Ascoltare le riflessioni su scuola, guerra, amicizia e spiritualità di Emiliano Rinaldini, ripercorrendo quei sentieri della Valle Sabbia dove nel 1945 incontrò la morte per mano dei fascisti, fa sembrare questo giovane maestro cattolico un amico con cui condividere ancora oggi e, soprattutto oggi, i grandi interrogativi della vita.
Emi aveva solo vent’anni quando venne fucilato alle spalle, ma era già una persona con un “dono speciale”, cresciuto a Brescia in un ambiente fecondo, quello dei padri della Pace e ispirato da buone letture e buoni maestri come padre Carlo Manziana e Vittorino Chizzolini.
Aveva più o meno la stessa età degli gli studenti della Facoltà di Scienze della formazione che, lunedì 23 maggio, hanno accettato l’invito del preside Domenico Simeone e delle docenti Daria Gabusi, Monica Amadini, Livia Cadei (Facoltà di Psicologia), Paola Zini a trascorrere una giornata sui monti del maestro e partigiano Rinaldini.
Fu una scelta sofferta per il giovane Emi aderire alle Fiamme Verdi, una scelta antifascista intima e personale, che sfociò solo successivamente in una responsabilità collettiva.
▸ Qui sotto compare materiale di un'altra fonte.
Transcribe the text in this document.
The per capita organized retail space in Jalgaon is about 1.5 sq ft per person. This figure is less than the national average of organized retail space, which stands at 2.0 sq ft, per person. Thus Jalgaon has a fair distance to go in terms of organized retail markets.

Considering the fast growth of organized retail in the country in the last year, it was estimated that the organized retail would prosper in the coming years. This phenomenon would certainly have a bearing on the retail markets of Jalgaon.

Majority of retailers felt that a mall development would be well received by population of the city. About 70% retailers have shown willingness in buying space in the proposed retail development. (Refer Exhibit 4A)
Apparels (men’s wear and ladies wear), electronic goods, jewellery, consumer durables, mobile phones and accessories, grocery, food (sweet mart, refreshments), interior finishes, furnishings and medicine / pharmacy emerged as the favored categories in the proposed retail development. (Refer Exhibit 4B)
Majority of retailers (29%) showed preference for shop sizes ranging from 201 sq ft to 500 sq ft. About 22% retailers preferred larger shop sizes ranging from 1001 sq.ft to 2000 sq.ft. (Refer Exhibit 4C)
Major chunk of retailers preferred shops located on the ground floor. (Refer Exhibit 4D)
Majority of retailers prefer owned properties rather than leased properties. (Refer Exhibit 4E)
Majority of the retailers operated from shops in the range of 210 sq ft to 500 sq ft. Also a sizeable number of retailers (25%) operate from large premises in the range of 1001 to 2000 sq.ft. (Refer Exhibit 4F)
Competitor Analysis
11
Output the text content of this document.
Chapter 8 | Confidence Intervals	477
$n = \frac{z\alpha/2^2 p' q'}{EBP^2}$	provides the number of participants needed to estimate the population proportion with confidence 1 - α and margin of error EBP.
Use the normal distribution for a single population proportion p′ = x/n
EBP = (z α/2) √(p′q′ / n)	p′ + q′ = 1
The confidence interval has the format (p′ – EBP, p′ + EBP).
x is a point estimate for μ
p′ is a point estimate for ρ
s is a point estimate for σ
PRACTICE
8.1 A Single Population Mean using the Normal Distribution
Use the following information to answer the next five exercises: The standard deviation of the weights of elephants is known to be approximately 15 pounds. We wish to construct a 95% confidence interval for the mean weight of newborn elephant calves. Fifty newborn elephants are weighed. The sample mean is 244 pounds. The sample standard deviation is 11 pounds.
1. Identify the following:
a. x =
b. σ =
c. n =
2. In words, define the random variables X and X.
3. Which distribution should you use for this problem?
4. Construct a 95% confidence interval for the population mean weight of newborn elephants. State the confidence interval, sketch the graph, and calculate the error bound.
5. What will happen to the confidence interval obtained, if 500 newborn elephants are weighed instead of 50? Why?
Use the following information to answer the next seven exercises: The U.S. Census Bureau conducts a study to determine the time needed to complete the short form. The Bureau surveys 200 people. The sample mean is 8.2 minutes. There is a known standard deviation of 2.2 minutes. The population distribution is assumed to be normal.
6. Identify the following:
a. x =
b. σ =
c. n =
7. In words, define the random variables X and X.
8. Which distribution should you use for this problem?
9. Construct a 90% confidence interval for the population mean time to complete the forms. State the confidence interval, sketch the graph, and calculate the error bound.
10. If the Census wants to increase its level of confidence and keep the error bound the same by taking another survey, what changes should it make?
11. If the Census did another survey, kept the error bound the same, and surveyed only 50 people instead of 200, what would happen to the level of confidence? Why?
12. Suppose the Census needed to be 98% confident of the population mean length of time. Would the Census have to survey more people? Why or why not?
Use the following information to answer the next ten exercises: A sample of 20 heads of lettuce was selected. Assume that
Scrive Daria Gabusi nell’introduzione a “Il sigillo del sangue”, il diario spirituale di un maestro partigiano, regalato agli studenti e a tratti letto durante la camminata. «La ribellione del giovane maestro prese così forma come “processo” e un “percorso”, come maturazione interiore di una coscienza profondamente religiosa, sensibile alle ingiustizie sociali, che decise di imbracciare le armi proprio nella prospettiva di far nascere, dalle macerie della guerra e dalle ceneri dei totalitarismi, una società più cristiana e più giusta».
Egli sapeva bene che la sua scelta sarebbe ricaduta anche sui suoi famigliari - come ricorda anche Raffaele Maiolini, parroco delle Pertiche nonché docente di Teologia in Cattolica, seduto davanti all’eremo di Barbaine. Infatti, proprio lì accanto nel sacrario dedicato ai partigiani della brigata Perlasca, troviamo il nome del fratello Federico.